Il PUN (Prezzo Unico Nazionale) si forma nella borsa elettrica in base all'incontro tra domanda di energia e offerta. Il prezzo dell'offerta dipende dai produttori di elettricità e, semplificando, è determinato dalla fonte di produzione più cara, ossia dal gas naturale impiegato negli impianti a ciclo combinato.
Petrolio e gas, essendo combustibili fossili prodotti dallo stesso pozzo, hanno una correlazione storica per quanto riguarda il loro prezzo.
Da qui ora, ci risulta semplice capire come il calo del greggio e del gas, comporti una diminuzione del costo di produzione, che insieme ai consumi in discesa, ha provocato anche un crollo del PUN.

Durante tutta la crisi del Coronavirus il PUN, prezzo di riferimento in Italia, è stato in continua diminuzione.
Oltre ai due fattori citati, a ciò ha contribuito anche la ripresa delle fonti rinnovabilieolico e fotovoltaico in testa, che abbassano il PUN perché a prezzo zero. Queste, grazie al meteo a loro favorevole, hanno spinto la produzione, a tratti fino al 48% della produzione totale, superando quella proveniente da gas metano.

Il prezzo del chilowattora ha raggiunto più volte il minimo storico degli ultimi 20 anni, passando da un valore medio di gennaio a 47 €/MWh, fino a 32 €/MWh a marzo per scendere quasi della metà, a 24 €/MWh ad aprile (dato aggiornato alla data del 28 aprile 2020).

Ma qual è l'impatto sulle bollette luce?

Le nostre bollette dipendono, oltre che dal prezzo dell'energia, anche da tante altre spese che non hanno nulla a che vedere con il PUN:

Per questo motivo quindi, una diminuzione del prezzo PUN non corrisponde esattamente allo stesso calo in bolletta.
Nel secondo trimestre 2020 il costo della luce nel mercato tutelato è diminuito dell'8%, considerando la bolletta totale annuale di un cliente medio. Il prossimo aggiornamento delle tariffe del tutelato, che sono variabili, è previsto all'inizio di giugno e vedremo se il prezzo diminuirà ulteriormente.

Bolletta Luce voce e distribuzione costi
Le quote dei costi nella bolletta di energia elettrica (Fonte: Arera)

Con queste diminuzioni la quota della spesa per la materia prima ha un peso percentuale sempre più basso sul totale della bolletta luce. Si potrebbe riaprire quindi anche il lungo dibattito sugli oneri fissi e sui tanti balzelli, troppi, applicati in bolletta, che va avanti ormai da molto tempo.

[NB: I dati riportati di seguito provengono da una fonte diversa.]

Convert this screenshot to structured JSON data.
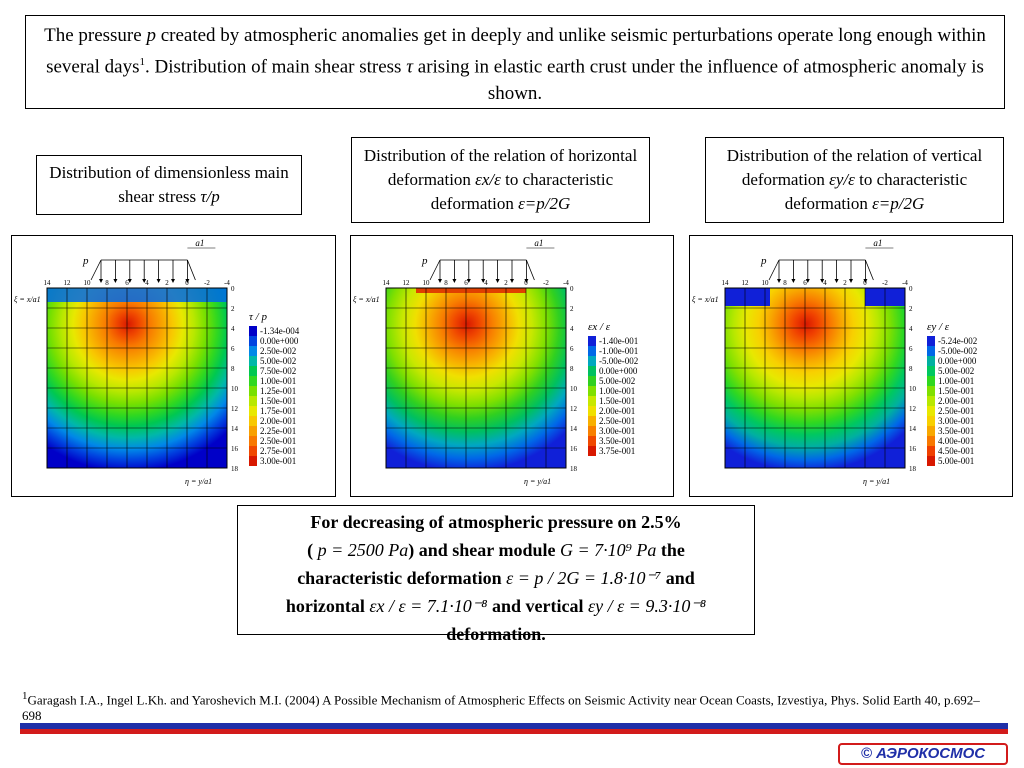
{
  "intro": {
    "line1a": "The pressure ",
    "p": "p",
    "line1b": " created by atmospheric anomalies get in deeply and unlike seismic perturbations operate long enough within several days",
    "sup": "1",
    "line2a": ". Distribution of main shear stress ",
    "tau": "τ",
    "line2b": " arising in elastic earth crust under the influence of atmospheric anomaly is shown."
  },
  "captions": [
    {
      "text": "Distribution of dimensionless main shear stress ",
      "math": "τ/p"
    },
    {
      "text": "Distribution of the relation of horizontal deformation ",
      "math": "εx/ε",
      "tail": " to characteristic deformation ",
      "math2": "ε=p/2G"
    },
    {
      "text": "Distribution of the relation of vertical deformation ",
      "math": "εy/ε",
      "tail": " to characteristic deformation ",
      "math2": "ε=p/2G"
    }
  ],
  "plot_common": {
    "top_ticks": [
      "14",
      "12",
      "10",
      "8",
      "6",
      "4",
      "2",
      "0",
      "-2",
      "-4"
    ],
    "right_ticks": [
      "0",
      "2",
      "4",
      "6",
      "8",
      "10",
      "12",
      "14",
      "16",
      "18"
    ],
    "p_label": "p",
    "a1_label": "a1",
    "xi_label": "ξ = x/a1",
    "eta_label": "η = y/a1"
  },
  "panels": [
    {
      "legend_title": "τ / p",
      "legend": [
        {
          "label": "-1.34e-004",
          "color": "#0000c8"
        },
        {
          "label": "0.00e+000",
          "color": "#0044e0"
        },
        {
          "label": "2.50e-002",
          "color": "#0088e8"
        },
        {
          "label": "5.00e-002",
          "color": "#00b8a8"
        },
        {
          "label": "7.50e-002",
          "color": "#00c850"
        },
        {
          "label": "1.00e-001",
          "color": "#30d820"
        },
        {
          "label": "1.25e-001",
          "color": "#78e000"
        },
        {
          "label": "1.50e-001",
          "color": "#b8e800"
        },
        {
          "label": "1.75e-001",
          "color": "#e8e800"
        },
        {
          "label": "2.00e-001",
          "color": "#f8c800"
        },
        {
          "label": "2.25e-001",
          "color": "#f8a000"
        },
        {
          "label": "2.50e-001",
          "color": "#f87800"
        },
        {
          "label": "2.75e-001",
          "color": "#f04800"
        },
        {
          "label": "3.00e-001",
          "color": "#d81800"
        }
      ]
    },
    {
      "legend_title": "εx / ε",
      "legend": [
        {
          "label": "-1.40e-001",
          "color": "#1020d8"
        },
        {
          "label": "-1.00e-001",
          "color": "#0068e8"
        },
        {
          "label": "-5.00e-002",
          "color": "#00a8c0"
        },
        {
          "label": "0.00e+000",
          "color": "#00c060"
        },
        {
          "label": "5.00e-002",
          "color": "#30d020"
        },
        {
          "label": "1.00e-001",
          "color": "#80e000"
        },
        {
          "label": "1.50e-001",
          "color": "#c8e800"
        },
        {
          "label": "2.00e-001",
          "color": "#f0e000"
        },
        {
          "label": "2.50e-001",
          "color": "#f8b000"
        },
        {
          "label": "3.00e-001",
          "color": "#f88000"
        },
        {
          "label": "3.50e-001",
          "color": "#f04800"
        },
        {
          "label": "3.75e-001",
          "color": "#d81800"
        }
      ]
    },
    {
      "legend_title": "εy / ε",
      "legend": [
        {
          "label": "-5.24e-002",
          "color": "#1020d8"
        },
        {
          "label": "-5.00e-002",
          "color": "#0068e8"
        },
        {
          "label": "0.00e+000",
          "color": "#00b0a0"
        },
        {
          "label": "5.00e-002",
          "color": "#00c860"
        },
        {
          "label": "1.00e-001",
          "color": "#30d820"
        },
        {
          "label": "1.50e-001",
          "color": "#80e000"
        },
        {
          "label": "2.00e-001",
          "color": "#b8e800"
        },
        {
          "label": "2.50e-001",
          "color": "#e8e800"
        },
        {
          "label": "3.00e-001",
          "color": "#f8d000"
        },
        {
          "label": "3.50e-001",
          "color": "#f8a800"
        },
        {
          "label": "4.00e-001",
          "color": "#f87800"
        },
        {
          "label": "4.50e-001",
          "color": "#f04000"
        },
        {
          "label": "5.00e-001",
          "color": "#d81800"
        }
      ]
    }
  ],
  "formula": {
    "l1": "For decreasing of atmospheric pressure on 2.5%",
    "l2a": "(",
    "l2m": "p = 2500 Pa",
    "l2b": ") and shear module ",
    "l2m2": "G = 7·10⁹ Pa",
    "l2c": " the",
    "l3a": "characteristic deformation ",
    "l3m": "ε = p / 2G = 1.8·10⁻⁷",
    "l3b": " and",
    "l4a": "horizontal ",
    "l4m": "εx / ε = 7.1·10⁻⁸",
    "l4b": " and vertical ",
    "l4m2": "εy / ε = 9.3·10⁻⁸",
    "l5": "deformation."
  },
  "reference": {
    "sup": "1",
    "text": "Garagash I.A., Ingel L.Kh. and Yaroshevich M.I. (2004) A Possible Mechanism of Atmospheric  Effects on Seismic Activity near Ocean Coasts, Izvestiya, Phys. Solid Earth 40, p.692–698"
  },
  "logo": {
    "text": "© АЭРОКОСМОС"
  },
  "colors": {
    "bar_blue": "#1f2fa8",
    "bar_red": "#d21b1b"
  }
}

Nel frattempo il Governo si appresta ad inserire lo Stop delle Bollette in tutta Italia nel prossimo decreto.

E nel mercato libero?

Se nel passato avevi scelto una tariffa di energia elettrica a prezzo variabile in base al PUN, durante questi mesi vedrai sicuramente i benefici nella fattura.
Detto ciò anche i prezzi fissi delle offerte luce del mercato libero sono bassi, perché riflettono l'andamento attuale del mercato.
Un consiglio interessante è quello di scegliere in questo periodo un'offerta a prezzo fisso, che blocchi la tariffa per tutto il periodo del contratto.

In questo discorso è importante però una considerazione: il prezzo bloccato per 1 o 2 anni non può essere così basso come il PUN attuale, per due semplici motivi:

  1. primo perché c'è sempre un margine, che corrisponde al guadagno delle società di vendita
  2. secondo perché ti assicura quel prezzo per tutto quel periodo di tempo, e molto probabilmente nel futuro consumi, petrolio e PUN aumenteranno di nuovo.